Tom Gerhardt war der erste deutsche Comedian auf der Siegener Bühne

Die nächste Aufgabe ließ nicht lange auf sich warten. Nachdem von 1983 bis 1987 im Sommer schon erste Theaterevents im Schlosshof stattfanden, initiiert vom damaligen Kulturkreis-Chef Ulrich Kaegi, sah Stephan Schliebs ein neues Arbeitsfeld. Bereits 1988 schlug die Geburtsstunde des Siegener Sommerfestivals. Top-Acts waren damals die Gesangsformation „Five Pipes“ aus Köln, das „Rocktheater Nachtschicht“, garniert mit Kultfilmen wie „ Dr. Mabuse“ und „Down by law“. Auch die heimische Band „Pieps and Friends“ war mit an Bord. Im Jahr danach wurde es mit „Nickelodeon“ (Schliebs: „Das Beste an Comedy, was England damals zu bieten hatte“) international und stand mit Tom Gerhardt (Im Fernsehen bekannt durch Hausmeister Krause: „Alles für den Dackel, alles für den Club“) erstmals ein deutscher Comedian auf der Siegener Bühne. „Tom Gerhardt hat das ‘Comedy’-Genre in Deutschland salonfähig gemacht.“ Denn: „Kultur darf auch Spaß machen.“

Vom anfänglichen Geheimtipp entwickelten sich die Veranstaltungen im Schlosshof immer mehr zu Publikumsmagneten. Was neben den späten Anfangszeiten um 21 Uhr („Je dunkler es wird, umso mehr entsteht eine Theater-Atmosphäre“) auch an den Stars lag, die er nach Siegen holen konnte: Arlo Guthrie, den Sohn der Folk-Legende Woody Guthrie, den spanischen Sänger und Gitarristen Jose Feliciano, den Jazzer Paul Kuhn oder im letzten Jahr Schauspieler Ulrich Tukur mit seiner schrägen Band und dem noch schrägeren Programm. Nie vergessen wird Stephan Schliebs den Auftritt der Vokalband „Zapp Mama“, als der Schlosshof rappelvoll war, auch bei strömendem Regen niemand nach Hause ging und die belgischen Damen genau diese Regengeräusche in ihr Programm einbauten.

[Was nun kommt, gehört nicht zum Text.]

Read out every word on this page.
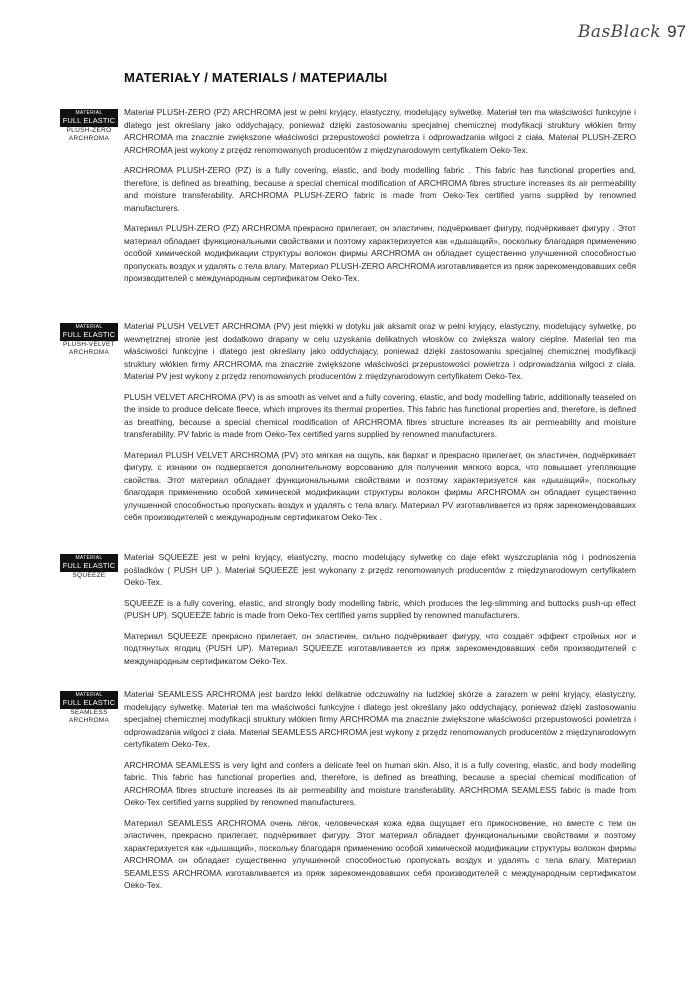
BasBlack 97
MATERIAŁY / MATERIALS / МАТЕРИАЛЫ
MATERIAL
FULL ELASTIC
PLUSH-ZERO
ARCHROMA

Materiał PLUSH-ZERO (PZ) ARCHROMA jest w pełni kryjący, elastyczny, modelujący sylwetkę. Materiał ten ma właściwości funkcyjne i dlatego jest określany jako oddychający, ponieważ dzięki zastosowaniu specjalnej chemicznej modyfikacji struktury włókien firmy ARCHROMA ma znacznie zwiększone właściwości przepustowości powietrza i odprowadzania wilgoci z ciała. Materiał PLUSH-ZERO ARCHROMA jest wykony z przędz renomowanych producentów z międzynarodowym certyfikatem Oeko-Tex.

ARCHROMA PLUSH-ZERO (PZ) is a fully covering, elastic, and body modelling fabric . This fabric has functional properties and, therefore, is defined as breathing, because a special chemical modification of ARCHROMA fibres structure increases its air permeability and moisture transferability. ARCHROMA PLUSH-ZERO fabric is made from Oeko-Tex certified yarns supplied by renowned manufacturers.

Материал PLUSH-ZERO (PZ) ARCHROMA прекрасно прилегает, он эластичен, подчёркивает фигуру, подчёркивает фигуру . Этот материал обладает функциональными свойствами и поэтому характеризуется как «дышащий», поскольку благодаря применению особой химической модификации структуры волокон фирмы ARCHROMA он обладает существенно улучшенной способностью пропускать воздух и удалять с тела влагу. Материал PLUSH-ZERO ARCHROMA изготавливается из пряж зарекомендовавших себя производителей с международным сертификатом Oeko-Tex.

MATERIAL
FULL ELASTIC
PLUSH-VELVET
ARCHROMA

Materiał PLUSH VELVET ARCHROMA (PV) jest miękki w dotyku jak aksamit oraz w pełni kryjący, elastyczny, modelujący sylwetkę, po wewnętrznej stronie jest dodatkowo drapany w celu uzyskania delikatnych włosków co zwiększa walory cieplne. Materiał ten ma właściwości funkcyjne i dlatego jest określany jako oddychający, ponieważ dzięki zastosowaniu specjalnej chemicznej modyfikacji struktury włókien firmy ARCHROMA ma znacznie zwiększone właściwości przepustowości powietrza i odprowadzania wilgoci z ciała. Materiał PV jest wykony z przędz renomowanych producentów z międzynarodowym certyfikatem Oeko-Tex.

PLUSH VELVET ARCHROMA (PV) is as smooth as velvet and a fully covering, elastic, and body modelling fabric, additionally teaseled on the inside to produce delicate fleece, which improves its thermal properties. This fabric has functional properties and, therefore, is defined as breathing, because a special chemical modification of ARCHROMA fibres structure increases its air permeability and moisture transferability. PV fabric is made from Oeko-Tex certified yarns supplied by renowned manufacturers.

Материал PLUSH VELVET ARCHROMA (PV) это мягкая на ощупь, как бархат и прекрасно прилегает, он эластичен, подчёркивает фигуру, с изнанки он подвергается дополнительному ворсованию для получения мягкого ворса, что повышает утепляющие свойства. Этот материал обладает функциональными свойствами и поэтому характеризуется как «дышащий», поскольку благодаря применению особой химической модификации структуры волокон фирмы ARCHROMA он обладает существенно улучшенной способностью пропускать воздух и удалять с тела влагу. Материал PV изготавливается из пряж зарекомендовавших себя производителей с международным сертификатом Oeko-Tex .

MATERIAL
FULL ELASTIC
SQUEEZE

Materiał SQUEEZE jest w pełni kryjący, elastyczny, mocno modelujący sylwetkę co daje efekt wyszczuplania nóg i podnoszenia pośladków ( PUSH UP ). Materiał SQUEEZE jest wykonany z przędz renomowanych producentów z międzynarodowym certyfikatem Oeko-Tex.

SQUEEZE is a fully covering, elastic, and strongly body modelling fabric, which produces the leg-slimming and buttocks push-up effect (PUSH UP). SQUEEZE fabric is made from Oeko-Tex certified yarns supplied by renowned manufacturers.

Материал SQUEEZE прекрасно прилегает, он эластичен, сильно подчёркивает фигуру, что создаёт эффект стройных ног и подтянутых ягодиц (PUSH UP). Материал SQUEEZE изготавливается из пряж зарекомендовавших себя производителей с международным сертификатом Oeko-Tex.

MATERIAL
FULL ELASTIC
SEAMLESS
ARCHROMA

Materiał SEAMLESS ARCHROMA jest bardzo lekki delikatnie odczuwalny na ludzkiej skórze a zarazem w pełni kryjący, elastyczny, modelujący sylwetkę. Materiał ten ma właściwości funkcyjne i dlatego jest określany jako oddychający, ponieważ dzięki zastosowaniu specjalnej chemicznej modyfikacji struktury włókien firmy ARCHROMA ma znacznie zwiększone właściwości przepustowości powietrza i odprowadzania wilgoci z ciała. Materiał SEAMLESS ARCHROMA jest wykony z przędz renomowanych producentów z międzynarodowym certyfikatem Oeko-Tex.

ARCHROMA SEAMLESS is very light and confers a delicate feel on human skin. Also, it is a fully covering, elastic, and body modelling fabric. This fabric has functional properties and, therefore, is defined as breathing, because a special chemical modification of ARCHROMA fibres structure increases its air permeability and moisture transferability. ARCHROMA SEAMLESS fabric is made from Oeko-Tex certified yarns supplied by renowned manufacturers.

Материал SEAMLESS ARCHROMA очень лёгок, человеческая кожа едва ощущает его прикосновение, но вместе с тем он эластичен, прекрасно прилегает, подчёркивает фигуру. Этот материал обладает функциональными свойствами и поэтому характеризуется как «дышащий», поскольку благодаря применению особой химической модификации структуры волокон фирмы ARCHROMA он обладает существенно улучшенной способностью пропускать воздух и удалять с тела влагу. Материал SEAMLESS ARCHROMA изготавливается из пряж зарекомендовавших себя производителей с международным сертификатом Oeko-Tex.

Bei Kultur Pur musste Siegens Kommunalpolitik schlucken: Geld für außerhalb der Stadt

Und dann das Konzert von Götz Alsmann und seiner Band. Alle 500 Open-Air-Tickets waren verkauft, aber Gewitter angesagt. „Damals waren die Wetterprognosen noch nicht so präzise wie heute. Ich habe mich mittags entschieden, das Event in den Ersatzspielort Bühne der Stadt Siegen zu verlegen – und lag (ausnahmsweise) falsch: Das Unwetter blieb aus.“ Der angenehme Nebeneffekt: In die Bühne passen über 800 Zuschauer und alle Plätze waren besetzt. Die bestbesuchte Festival-Konzert überhaupt, mal abgesehen von Nigel Kennedy und Helge Schneider, die anlässlich des „Fußball-Märchen 2006“ am Unteren Schloss auftraten.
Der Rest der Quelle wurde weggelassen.